Albert le Grand démontre[1], comme l’ont fait Aristote et Thémistius, qu’un corps grave ou léger ne peut poursuivre son mouvement rectiligne à l’infini. « La terre, le feu et, d’une manière générale, tout corps grave ou léger nous montrent que le mouvement [naturel] ne peut progresser à l’infini. Tous ces corps, en effet, se meuvent plus vite vers la fin de leur mouvement, et leur vitesse devient d’autant plus intense qu’ils s’éloignent davantage du point de départ ; nous en avons, aux Physiques, indiqué la cause. Si donc le mouvement de ces corps se poursuivait à l’infini, il faudrait que la vitesse crût aussi à l’infini ; comme, d’ailleurs, aucun accroissement de vitesse ne peut provenir d’autre chose que d’un accroissement de gravité ou de légèreté, il faudrait que la gravité ou la légèreté devînt infinie ; et nous avons précédemment démontré que cela est impossible. »

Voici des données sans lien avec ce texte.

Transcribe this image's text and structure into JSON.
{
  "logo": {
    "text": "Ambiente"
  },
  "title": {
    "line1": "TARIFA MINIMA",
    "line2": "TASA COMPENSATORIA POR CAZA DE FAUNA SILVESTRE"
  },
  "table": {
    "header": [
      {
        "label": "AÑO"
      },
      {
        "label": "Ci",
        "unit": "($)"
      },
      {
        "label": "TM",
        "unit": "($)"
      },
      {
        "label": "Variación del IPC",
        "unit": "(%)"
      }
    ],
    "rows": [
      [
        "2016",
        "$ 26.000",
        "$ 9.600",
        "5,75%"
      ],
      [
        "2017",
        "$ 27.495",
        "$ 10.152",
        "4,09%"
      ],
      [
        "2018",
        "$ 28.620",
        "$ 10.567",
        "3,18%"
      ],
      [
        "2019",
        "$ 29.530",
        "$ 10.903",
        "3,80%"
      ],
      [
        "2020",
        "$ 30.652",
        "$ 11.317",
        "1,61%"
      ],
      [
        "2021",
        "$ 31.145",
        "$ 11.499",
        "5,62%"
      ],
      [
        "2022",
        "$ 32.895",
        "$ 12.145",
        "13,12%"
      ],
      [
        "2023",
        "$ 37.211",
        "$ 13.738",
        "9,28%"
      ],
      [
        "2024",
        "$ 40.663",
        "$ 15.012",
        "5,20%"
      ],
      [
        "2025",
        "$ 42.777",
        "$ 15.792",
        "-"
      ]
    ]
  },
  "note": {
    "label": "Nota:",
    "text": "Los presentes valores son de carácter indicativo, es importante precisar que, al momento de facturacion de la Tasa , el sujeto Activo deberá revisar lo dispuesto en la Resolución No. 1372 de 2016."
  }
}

Le corps qui se meut vers son lieu naturel devient donc continuellement plus pesant ou plus léger ; cet accroissement de pesanteur ou de légèreté n’est pas un accroissement accidentel dû, par exemple, à quelque action du milieu ; c’est un accroissement véritable de la forme naturelle qui constitue la pesanteur ou la légèreté ; « Le mouvement naturel, en effet[2], est un progrès vers la forme naturelle ou le lieu (ubi) naturel ; plus donc le mobile s’avance, plus sa forme naturelle acquiert de vigueur ; dès lors, puisque le mouvement résulte de la forme naturelle, il faut bien accorder que plus le mobile acquiert de cette forme, plus il se meut avec vigueur et vitesse ; aussi tout mouvement naturel, qui est purement naturel, est-il plus rapide à la fin qu’au commencement ou au milieu, et plus rapide au milieu qu’au commencement. Dans le mouvement violent, l’inverse se produit ; toute chose mue par violence perd quelque peu de la vigueur de sa forme ; lorsque la forme reprend sa vigueur, le mobile revient au mouvement naturel. »

Averroès déclarait impossible cet accroissement que la forme constituant la gravité ou la légèreté éprouverait par suite de l’approche du lieu naturel ; Albert n’admet pas cette impossi-

  1. Beati Alberti Magni, Ratisponensis episcopi, De Cælo et Mundo ; lib. I, tract. III, cap. III : Illorum qui dicunt elementa mundorum non moveri adinviœm to quod distent in infinitum.}}
  2. B. Alberti Magni, Ratisponensis episcopi, Liber physicorum sive physici auditus ; lib. V, tract. III, cap. VIII : De solutione quarumdam dubitationum quae oriuntur ex præhabitis.